Lei sembra una donna determinata. È per questo che si sta costruendo anche una carriera da produttrice?
«È un lavoro da cui sto imparando molto, e per ora mi basta».
Non si sente ancora abbastanza matura da passare dietro la cinepresa e prendere le redini di un set?
«Dirigere un film è straordinario, e significa occuparsi del suono, della parte visiva, degli attori. Ne ho il desiderio, ma non sono ancora pronta».
L’Oscar ha cambiato il suo modo di vedere la realtà?
«Ogni volta che me lo chiedono non so che cosa rispondere.
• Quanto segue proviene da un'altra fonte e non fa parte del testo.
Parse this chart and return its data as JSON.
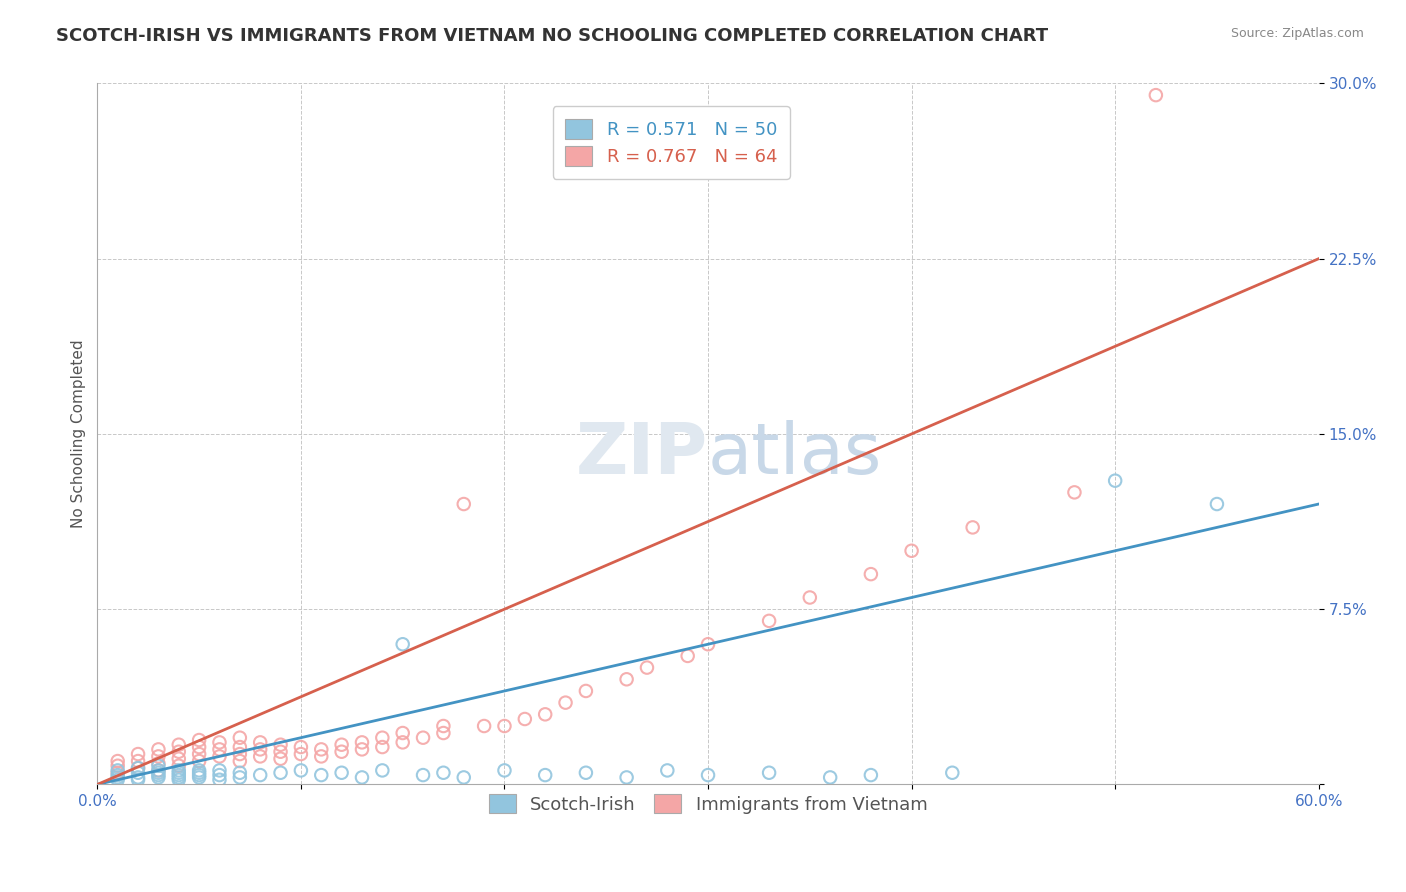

All’inizio è stato faticoso pensare che parlassero di me, ricordo quella notte, ma assolutamente niente di quello che è succeso sul palco. Mentre ricordo che c’erano i miei genitori, ed è stato bellissimo averli lì. Mia madre mi accompagna spesso ai festival, abbiamo condiviso momenti sui red carpet che non dimenticherò mai. Se penso che un tempo guardavo con lei le foto dei film di Cannes e Venezia, si può immaginare quanto sia surreale avere in casa una statuetta».
Sta per iniziare le riprese di una nuova versione di Tomb Rider, e si calerà nel personaggio di Lara Croft, che ha reso famosa Angelina Jolie. Le piace interpretare donne forti?
«Non penso mai in questi termini: mi piace confrontarmi con tutti, anche con chi fa scelte sbagliate. Un personaggio può essere fragile e viziato, ma se ha abbastanza profondità anche quando è a terra, per me diventa potente, mi regala qualcosa per cui mettermi in gioco. Essere semplicemente la più forte non mi è mai interessato».